String performance regression from python 3.2 to 3.3

Sat Mar 16 00:09:56 EDT 2013

On Sat, Mar 16, 2013 at 2:56 PM, Mark Lawrence <breamoreboy at yahoo.co.uk> wrote:
> On 16/03/2013 02:44, Thomas 'PointedEars' Lahn wrote:
>>
>> Chris Angelico wrote:
>>
>
> Thomas and Chris, would the two of you be kind enough to explain to morons
> such as myself how all the ECMAScript stuff relates to Python's unicode as
> implemented via PEP 393 as you've lost me, easily done I know.

Sure. Here's the brief version: It's all about how a string is exposed
to a script.

* Python 3.2 Narrow gives you UTF-16. Non-BMP characters count twice.
* Python 3.2 Wide gives you UTF-32. Each character counts once.
* Python 3.3 gives you UTF-32, but will store it as compactly as possible.
* ECMAScript specifies the semantics of Python 3.2 Narrow.
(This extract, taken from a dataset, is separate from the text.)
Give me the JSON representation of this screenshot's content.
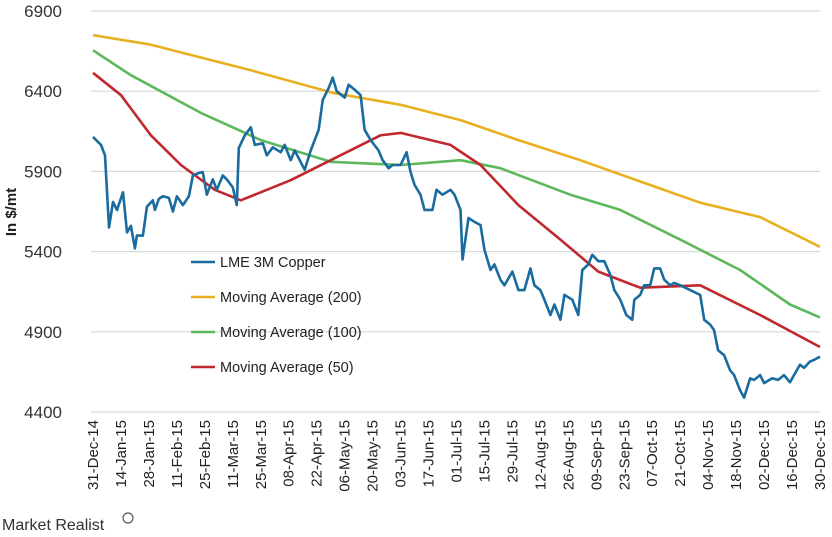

Python 3.2 was either buggy or inefficient. (Generally, Windows builds
were buggy and Linux builds were inefficient, but you could pick at
compilation time.) String indexing followed obvious rules, as long as
everything fitted inside UCS-2, or you paid the
four-bytes-per-character price of a wide build. Otherwise, stuff went
off-kilter. PEP 393 fixed the matter, and the arguments were about
implementation, efficiency, and so on - but (far as I know) nobody
ever argued that the semantics of UTF-16 strings should be kept.
That's the difference with ES - that behaviour, peculiar though it be,
is actually mandated by the spec. I have banged my head against it at
work (amazingly, PHP's complete lack of native Unicode support is
actually easier to work with there - though mainly I just throw the
stuff at PostgreSQL, which will throw an error back if anything's
wrong); it's an insane mandate. But it's part of the spec, and it
can't be changed now.

ChrisA